Monday Medical: Seasonal allergies more severe than in previous years
The old adage in mountain towns is that residents come for the winters and stay for the summers. Warm weather in our little slice of paradise brings a lot to look forward to, but it also brings something that many have come to dread. Allergies.
Right now, tree allergens are out in full force, and for those with allergies, this time of year can be quite miserable. And if you feel like your allergies have started sooner and are more intense than in years past, you’re not alone. Experts are saying this year has been, and will continue to be, one of the worst years on record for allergies.
Dr. Kristen Fahrner, a Steamboat Springs otolaryngologist — commonly called an ear nose and throat physician — said she has never seen so many patients through her office at this point in the year.
“I can’t remember being this busy, this early,” Fahrner said. “We are seeing people with not only allergies earlier, but more severe allergies in our clinic.”
Fahrner said that expert opinion blames climate change, an earlier spring and more carbon dioxide in the air. She also explained that, in Steamboat, there are a number of factors working against us.
“Warm temperatures increase pollen counts, but the length of sunny days is also a contributing factor,” Fahrner said. “We have long days, and we see a lot more sun than other places. We also have very sudden temperature changes, which increase pollen counts.”
Fahrner also pointed out that, in addition to more pollen, climate changes are making allergens more severe than in the past.
“Not only are allergens going to be more prevalent, but experts are saying they will be more potent,” Fahrner said. “Even with the same level of pollen in the air that we had years ago, that same level of pollen is going to cause worsening symptoms.”
Fortunately for those who suffer from allergy symptoms, there are some things in their favor.
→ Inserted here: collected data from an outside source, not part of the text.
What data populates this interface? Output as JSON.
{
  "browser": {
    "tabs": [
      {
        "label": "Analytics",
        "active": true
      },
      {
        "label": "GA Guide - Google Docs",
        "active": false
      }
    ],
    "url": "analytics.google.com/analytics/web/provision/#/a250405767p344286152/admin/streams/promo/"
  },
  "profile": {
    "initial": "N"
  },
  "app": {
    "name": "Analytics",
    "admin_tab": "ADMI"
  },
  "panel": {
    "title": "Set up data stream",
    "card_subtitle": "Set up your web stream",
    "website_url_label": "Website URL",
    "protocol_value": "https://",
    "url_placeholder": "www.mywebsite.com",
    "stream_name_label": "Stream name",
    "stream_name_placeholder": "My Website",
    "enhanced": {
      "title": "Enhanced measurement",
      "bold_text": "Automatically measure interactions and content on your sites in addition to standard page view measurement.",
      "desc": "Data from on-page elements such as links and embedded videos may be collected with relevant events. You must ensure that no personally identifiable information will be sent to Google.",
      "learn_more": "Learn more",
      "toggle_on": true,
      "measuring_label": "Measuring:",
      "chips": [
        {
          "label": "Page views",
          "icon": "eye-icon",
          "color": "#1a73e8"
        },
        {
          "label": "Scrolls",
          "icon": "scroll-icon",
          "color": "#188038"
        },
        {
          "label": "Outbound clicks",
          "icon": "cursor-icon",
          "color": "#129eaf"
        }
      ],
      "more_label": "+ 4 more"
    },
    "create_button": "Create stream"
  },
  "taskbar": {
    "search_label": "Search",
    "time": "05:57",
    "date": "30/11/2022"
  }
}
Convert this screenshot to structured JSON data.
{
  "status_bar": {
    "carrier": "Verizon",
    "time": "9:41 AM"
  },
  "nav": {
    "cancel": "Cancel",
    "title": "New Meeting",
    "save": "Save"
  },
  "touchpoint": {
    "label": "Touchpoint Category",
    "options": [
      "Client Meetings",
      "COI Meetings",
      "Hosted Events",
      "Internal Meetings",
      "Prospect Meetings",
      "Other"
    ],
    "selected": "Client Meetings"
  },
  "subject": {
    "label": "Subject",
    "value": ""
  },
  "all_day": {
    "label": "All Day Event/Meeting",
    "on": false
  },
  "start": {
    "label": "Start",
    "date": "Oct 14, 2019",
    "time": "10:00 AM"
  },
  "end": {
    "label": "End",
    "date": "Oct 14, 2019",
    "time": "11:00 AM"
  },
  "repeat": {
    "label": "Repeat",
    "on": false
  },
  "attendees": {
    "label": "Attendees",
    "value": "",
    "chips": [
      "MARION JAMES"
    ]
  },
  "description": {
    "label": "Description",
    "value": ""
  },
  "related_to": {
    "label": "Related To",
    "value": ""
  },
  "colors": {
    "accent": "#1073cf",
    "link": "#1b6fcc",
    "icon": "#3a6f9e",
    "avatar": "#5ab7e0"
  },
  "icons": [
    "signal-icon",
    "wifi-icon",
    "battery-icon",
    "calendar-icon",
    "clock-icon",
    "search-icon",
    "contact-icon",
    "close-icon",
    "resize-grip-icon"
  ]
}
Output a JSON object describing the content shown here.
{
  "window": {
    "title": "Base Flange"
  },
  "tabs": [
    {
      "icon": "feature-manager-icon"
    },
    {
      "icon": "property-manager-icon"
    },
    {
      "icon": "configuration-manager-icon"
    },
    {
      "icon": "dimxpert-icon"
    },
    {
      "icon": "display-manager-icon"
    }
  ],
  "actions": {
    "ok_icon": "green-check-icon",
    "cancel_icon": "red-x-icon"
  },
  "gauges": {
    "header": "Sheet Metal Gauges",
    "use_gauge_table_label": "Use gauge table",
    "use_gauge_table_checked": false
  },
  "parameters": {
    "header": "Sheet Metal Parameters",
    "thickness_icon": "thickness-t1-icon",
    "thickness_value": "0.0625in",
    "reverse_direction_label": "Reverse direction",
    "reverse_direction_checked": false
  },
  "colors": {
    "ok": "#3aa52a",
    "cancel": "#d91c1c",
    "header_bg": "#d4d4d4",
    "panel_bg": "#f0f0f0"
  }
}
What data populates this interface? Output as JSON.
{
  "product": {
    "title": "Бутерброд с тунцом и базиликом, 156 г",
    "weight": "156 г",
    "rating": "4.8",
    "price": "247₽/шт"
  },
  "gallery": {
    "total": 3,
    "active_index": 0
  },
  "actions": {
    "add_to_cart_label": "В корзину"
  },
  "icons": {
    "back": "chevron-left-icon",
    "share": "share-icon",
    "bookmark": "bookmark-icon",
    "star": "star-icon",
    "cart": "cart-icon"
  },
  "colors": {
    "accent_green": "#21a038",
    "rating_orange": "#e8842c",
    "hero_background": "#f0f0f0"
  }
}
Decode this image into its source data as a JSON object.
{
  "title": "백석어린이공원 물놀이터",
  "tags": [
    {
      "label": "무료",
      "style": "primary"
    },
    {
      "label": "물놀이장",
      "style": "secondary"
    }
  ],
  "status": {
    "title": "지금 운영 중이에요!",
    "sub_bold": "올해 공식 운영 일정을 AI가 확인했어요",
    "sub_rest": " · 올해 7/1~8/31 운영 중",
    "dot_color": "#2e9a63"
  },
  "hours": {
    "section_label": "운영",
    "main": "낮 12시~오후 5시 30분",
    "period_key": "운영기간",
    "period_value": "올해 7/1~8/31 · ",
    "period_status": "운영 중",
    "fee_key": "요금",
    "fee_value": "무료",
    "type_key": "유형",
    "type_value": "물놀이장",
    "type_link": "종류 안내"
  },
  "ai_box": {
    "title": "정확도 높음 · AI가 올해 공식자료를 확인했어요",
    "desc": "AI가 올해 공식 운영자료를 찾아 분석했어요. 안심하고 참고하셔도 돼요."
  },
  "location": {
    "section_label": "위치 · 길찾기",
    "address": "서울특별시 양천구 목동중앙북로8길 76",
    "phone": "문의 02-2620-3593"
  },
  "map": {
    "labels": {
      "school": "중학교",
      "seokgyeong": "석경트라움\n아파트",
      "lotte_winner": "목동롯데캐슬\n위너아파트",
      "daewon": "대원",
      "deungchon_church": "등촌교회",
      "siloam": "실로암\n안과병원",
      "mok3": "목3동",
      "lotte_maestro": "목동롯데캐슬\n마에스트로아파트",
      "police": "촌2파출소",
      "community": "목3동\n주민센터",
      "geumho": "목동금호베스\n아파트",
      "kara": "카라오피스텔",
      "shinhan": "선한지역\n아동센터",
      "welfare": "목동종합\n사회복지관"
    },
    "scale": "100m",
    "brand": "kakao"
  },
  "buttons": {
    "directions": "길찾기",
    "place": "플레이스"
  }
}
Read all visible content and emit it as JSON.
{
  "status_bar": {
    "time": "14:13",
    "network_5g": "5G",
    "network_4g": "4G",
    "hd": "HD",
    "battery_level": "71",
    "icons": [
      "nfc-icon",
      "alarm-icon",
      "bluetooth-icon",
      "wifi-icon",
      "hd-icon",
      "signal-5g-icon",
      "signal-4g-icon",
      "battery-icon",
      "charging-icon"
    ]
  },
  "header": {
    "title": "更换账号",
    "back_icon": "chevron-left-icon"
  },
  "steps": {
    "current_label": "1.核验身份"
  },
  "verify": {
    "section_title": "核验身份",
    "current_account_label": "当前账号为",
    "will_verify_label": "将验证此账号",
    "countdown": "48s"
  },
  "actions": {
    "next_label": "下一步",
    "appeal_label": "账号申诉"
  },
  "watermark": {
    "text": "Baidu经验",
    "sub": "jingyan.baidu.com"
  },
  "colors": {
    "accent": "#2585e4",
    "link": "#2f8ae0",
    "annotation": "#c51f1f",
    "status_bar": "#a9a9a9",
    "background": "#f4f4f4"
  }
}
“People now have more medications available to them over the counter than in the past. There are antihistamines, really nice over-the-counter eye drops and, as of relatively recently, more nasal steroid sprays,” Fahrner said.
Medication is often the first step in treating allergies, however the trick is figuring out when to start. Allergy medication suppresses inflammation and is much more effective when started sooner. Many wait until they feel miserable before taking medications, at which point inflammation becomes harder to get under control. Using sites such as pollen.com to track and forecast pollen levels can help someone stay ahead of their allergy symptoms.
In addition to medication, which aims to calm the symptoms after the fact, immunotherapy is also an option some consider. Immunotherapy gives patients repeated injections of an allergen in its purest form. Levels are gradually increased over time sparking immune system changes.
“It requires three to five years of therapy, but the upside is 85 to 90 percent reduction in symptoms,” Fahrner said. “In kids, we can actually reverse asthma, and we hope for 10 to 20 years of symptom relief.”
Additionally, Fahrner mentioned that the best thing to do is simply keep away from the allergens you’re allergic to, although that’s easier said than done.
“I’ve yet to find somebody who really is excited about exercising indoors in Steamboat, but exercising indoors would certainly help,” Fahrner said. “Also, in a mountain town, no one wants to keep their windows closed, but those little steps go a long way.”
Fahrner also recommended using saline rinses, washing skin and hair and keeping pets — which often bring in a lot of pollen on their fur — out of the bedroom. Avoiding exposure during the times of day when pollen is at its highest is also a simple step.
“If you must exercise outdoors, look to do so in the early morning or late evening, when pollen counts are at their lowest,” she said.
If you are suffering from allergies, consider scheduling an appointment with a specialist to review the options available to treat symptoms. While tree allergens will subside in the coming months, grass and weed allergens will move in to take their place. Relief for untreated symptoms often doesn’t come until the year’s first frost.
Nick Esares is a marketing and communications specialist with Yampa Valley Medical Center.